It has often been tempting, but never a safe wager, to predict the demise of Donald Trump.
He lost the presidency and both houses of Congress, and was impeached for high crimes and misdemeanors twice. He's being investigated in New York for business fraud, and in Georgia for election fraud. He's being probed by the House's Jan. 6 select committee - and one would hope, ultimately by the Justice Department - for whipping up a riot and attempting a self-coup.
Yet somehow he's managed to survive, legally, financially and politically. Indeed, astonishingly, he remains far and away the leading candidate for the Republican presidential nomination in 2024.
But maybe, just maybe, this time will be different.
On Thursday, a judge in New York ordered Trump, along with his daughter Ivanka and his son Donald Jr., to testify within 21 days at civil depositions in the New York attorney general's investigation of potential fraud at the Trump Organization.
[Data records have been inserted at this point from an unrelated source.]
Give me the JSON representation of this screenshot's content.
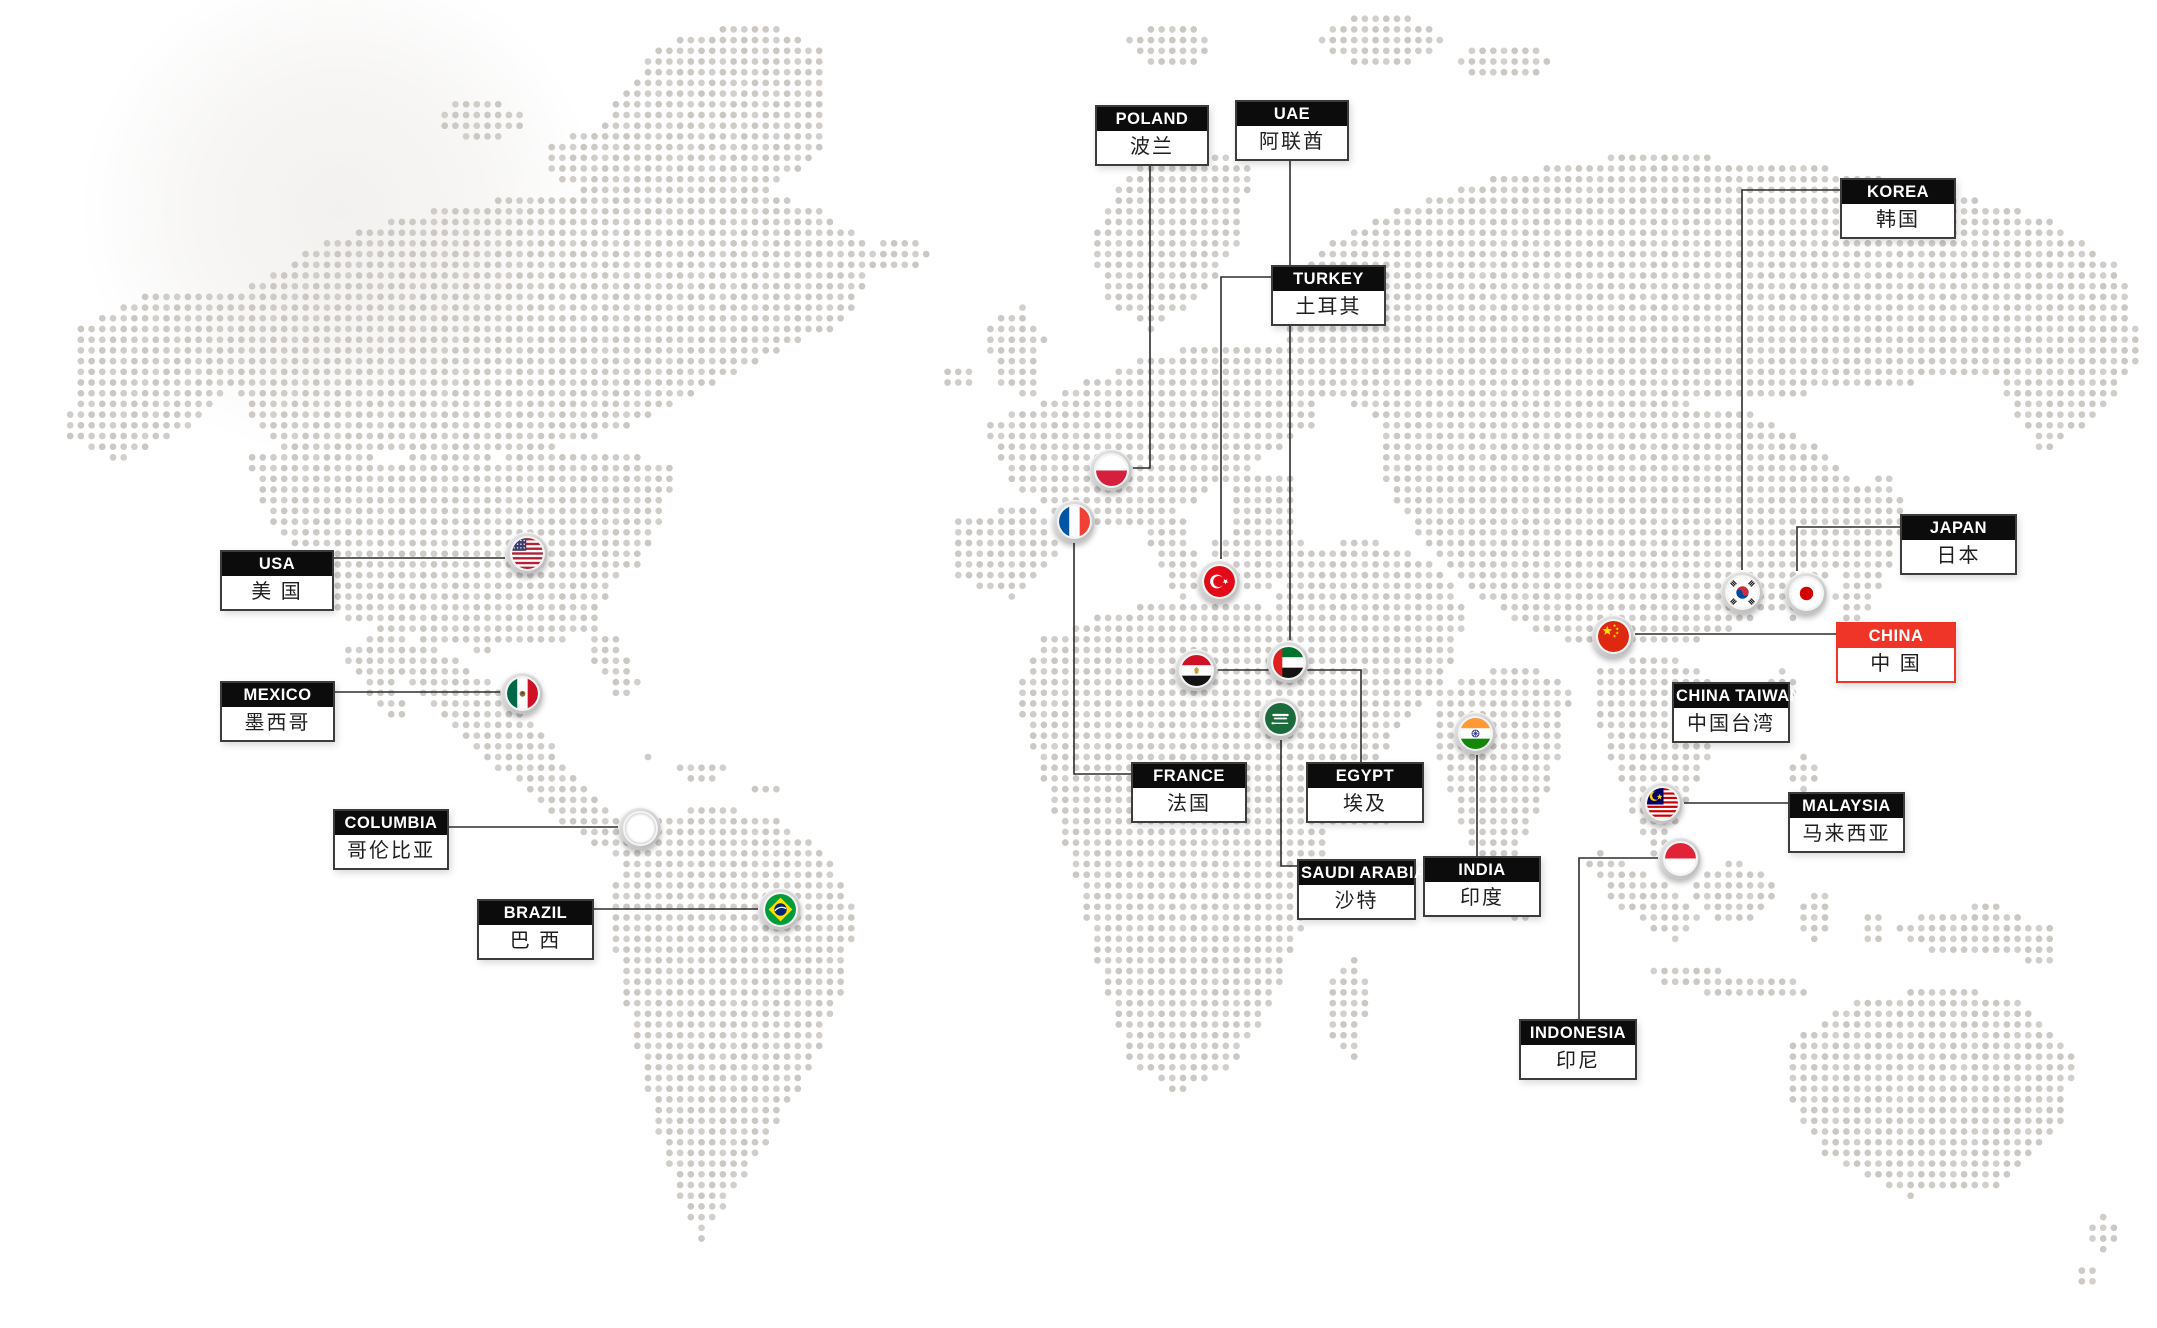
{
  "map": {
    "dot_color": "#c9c5c1",
    "background_color": "#ffffff",
    "connector_color": "#2e2e2e",
    "label_bar_color": "#0c0c0c",
    "label_border_color": "#3c3c3c",
    "highlight_color": "#ee3528"
  },
  "countries": [
    {
      "id": "poland",
      "en": "POLAND",
      "zh": "波兰",
      "flag_icon": "poland-flag-icon",
      "highlighted": false
    },
    {
      "id": "uae",
      "en": "UAE",
      "zh": "阿联酋",
      "flag_icon": "uae-flag-icon",
      "highlighted": false
    },
    {
      "id": "korea",
      "en": "KOREA",
      "zh": "韩国",
      "flag_icon": "korea-flag-icon",
      "highlighted": false
    },
    {
      "id": "turkey",
      "en": "TURKEY",
      "zh": "土耳其",
      "flag_icon": "turkey-flag-icon",
      "highlighted": false
    },
    {
      "id": "japan",
      "en": "JAPAN",
      "zh": "日本",
      "flag_icon": "japan-flag-icon",
      "highlighted": false
    },
    {
      "id": "usa",
      "en": "USA",
      "zh": "美 国",
      "flag_icon": "usa-flag-icon",
      "highlighted": false
    },
    {
      "id": "china",
      "en": "CHINA",
      "zh": "中 国",
      "flag_icon": "china-flag-icon",
      "highlighted": true
    },
    {
      "id": "mexico",
      "en": "MEXICO",
      "zh": "墨西哥",
      "flag_icon": "mexico-flag-icon",
      "highlighted": false
    },
    {
      "id": "china_taiwan",
      "en": "CHINA TAIWAN",
      "zh": "中国台湾",
      "flag_icon": null,
      "highlighted": false
    },
    {
      "id": "france",
      "en": "FRANCE",
      "zh": "法国",
      "flag_icon": "france-flag-icon",
      "highlighted": false
    },
    {
      "id": "egypt",
      "en": "EGYPT",
      "zh": "埃及",
      "flag_icon": "egypt-flag-icon",
      "highlighted": false
    },
    {
      "id": "malaysia",
      "en": "MALAYSIA",
      "zh": "马来西亚",
      "flag_icon": "malaysia-flag-icon",
      "highlighted": false
    },
    {
      "id": "columbia",
      "en": "COLUMBIA",
      "zh": "哥伦比亚",
      "flag_icon": "colombia-flag-icon",
      "highlighted": false
    },
    {
      "id": "saudi_arabia",
      "en": "SAUDI ARABIA",
      "zh": "沙特",
      "flag_icon": "saudi-arabia-flag-icon",
      "highlighted": false
    },
    {
      "id": "india",
      "en": "INDIA",
      "zh": "印度",
      "flag_icon": "india-flag-icon",
      "highlighted": false
    },
    {
      "id": "brazil",
      "en": "BRAZIL",
      "zh": "巴 西",
      "flag_icon": "brazil-flag-icon",
      "highlighted": false
    },
    {
      "id": "indonesia",
      "en": "INDONESIA",
      "zh": "印尼",
      "flag_icon": "indonesia-flag-icon",
      "highlighted": false
    }
  ]
}
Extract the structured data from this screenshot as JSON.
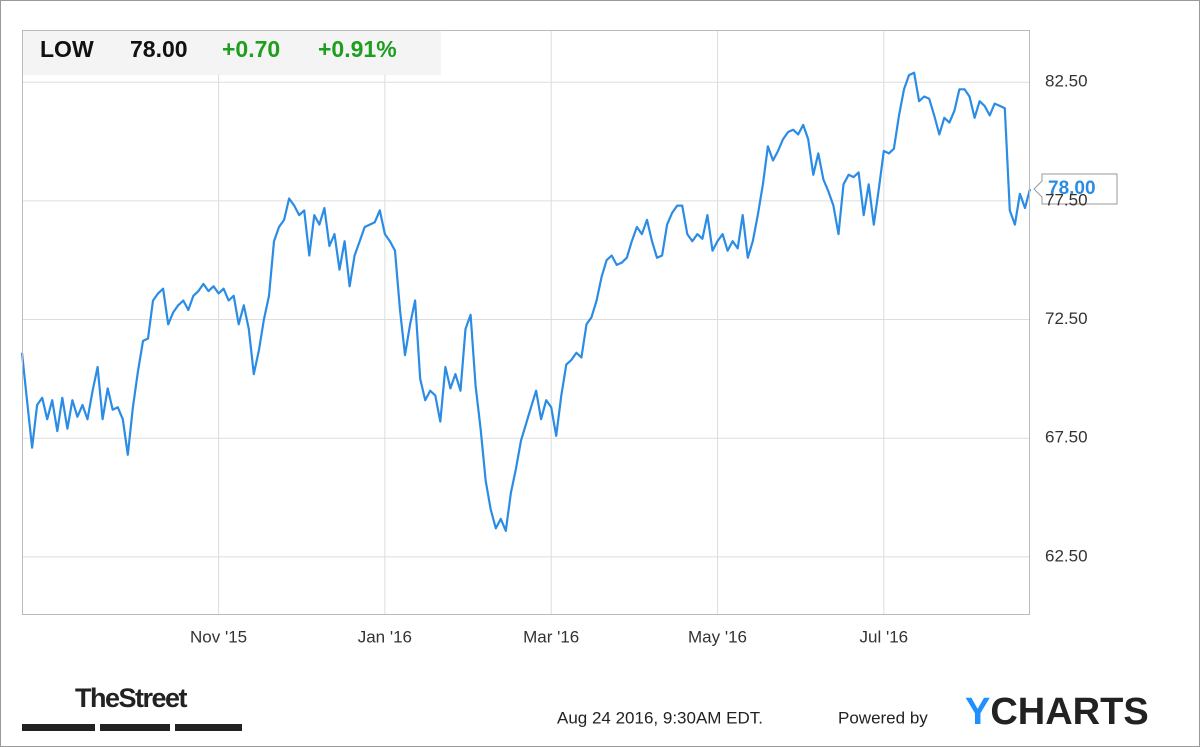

The judge's opinion brutally rejected Trump's arguments for blocking the depositions: It would have been "blatant dereliction of duty" for the attorney general not to take the testimony, the judge explained, because prosecutors have unearthed "copious evidence of possible financial fraud" in Trump's business.
That evidence includes a letter that may turn out to be, as a practical matter, the biggest blow Trump has ever suffered, even bigger than his six corporate bankruptcies and two presidential impeachments. A blow dealt not by prosecutors, plaintiffs, politicos or the press - but by his own longtime accountants.
As the judge noted, and as revealed in court papers filed on Monday by the attorney general, Trump's accounting firm, Mazars, sent a letter on Feb. 9 to the Trump Organization terminating its relationship with Trump. The letter was astounding in many respects.
Mazars said that 10 years of Trump's financial statements, from 2011 to 2020, "should no longer be relied upon," and that Trump should tell that to the people he gave them to. The accountants explained that they reached this conclusion based upon court filings previously made by the New York attorney general, as well as the accountants' own investigation and other sources.
And then they quit. Under the "totality of the circumstances," Mazars wrote, "we have also reached the point such that there is a non-waivable conflict of interest with the Trump Organization. As a result, we are not able to provide any new work product to the Trump Organization." Oh, and by the way, Donald and Melania's tax returns are due in four business days - but, hey, we promise "to facilitate a smooth transition to your new tax preparers." Best regards, Mazars.
Translated from legal-accountingese, the letter was an unmitigated disaster for Trump, far beyond his possibly having to file late returns. By saying the statements "should no longer be relied upon," the accountants effectively announced, You misled us. By "totality of the circumstances," they likely meant, The prosecutors investigating you, and the case they're making, are serious.
By pronouncing "a non-waivable conflict of interest," they were all but saying, We're on team A.G. - or we might have to join someday soon. And by saying no "new work product" and quitting, they essentially declared, We don't trust you - and we're certainly not going to jail for you.
All this could threaten Trump's livelihood - his all-important mogulhood - in a way no setback ever has before. Even a guilty verdict in a Senate impeachment trial would have affected only his entitlement to temporary government housing. And when he ran into financial trouble in the 1980s and '90s, he had legions of lawyers and accountants to help him work things out with the banks and the courts.
Now the man who long has had trouble finding decent legal representation may find it all but impossible to find new auditors and tax preparers. It's hard to imagine that any reputable accounting firm will touch his tax returns, let alone fix and bless his financials for a decade or more.
Even if lenders don't exercise any rights they may have to call in their loans, Trump apparently still needs to refinance hundreds of millions' worth of them soon. As Trump biographer Timothy L. O'Brien of Bloomberg Opinion puts it, "good luck refinancing your debt when the accountants" - who have just declared a decade of your financials utterly worthless - have "just walked out the door."
So Trump would face a heap of problems even if the New York attorney general (and the Manhattan district attorney she's working with) closed up shop tomorrow. No wonder Trump's son Eric was all but crying when he mentioned the prosecutors this week on Fox News.
But as Thursday's ruling makes clear, the prosecutors aren't going away anytime soon. And in 21 days, absent some relief from a higher court, Trump will face a profound conundrum at his deposition.
Will he testify and (assuming he's even capable of it) tell the truth, and possibly implicate himself in crimes? Or will he provably lie under oath, and virtually guarantee himself an indictment for perjury?
Or will he do the sensible thing - plead his Fifth Amendment right against self-incrimination hundreds of times, as Eric Trump and the company's finance chief, Allen Weisselberg, already have done - and face the political embarrassment (and, in civil litigation, the negative inferences) that would entail? In court Thursday, Trump's lawyer said that he was advising his client to do precisely that.
Stay tuned. Could this be, at long last, the beginning of the end for Trump?
As always, don't bet on it - but this time, don't be surprised if it is.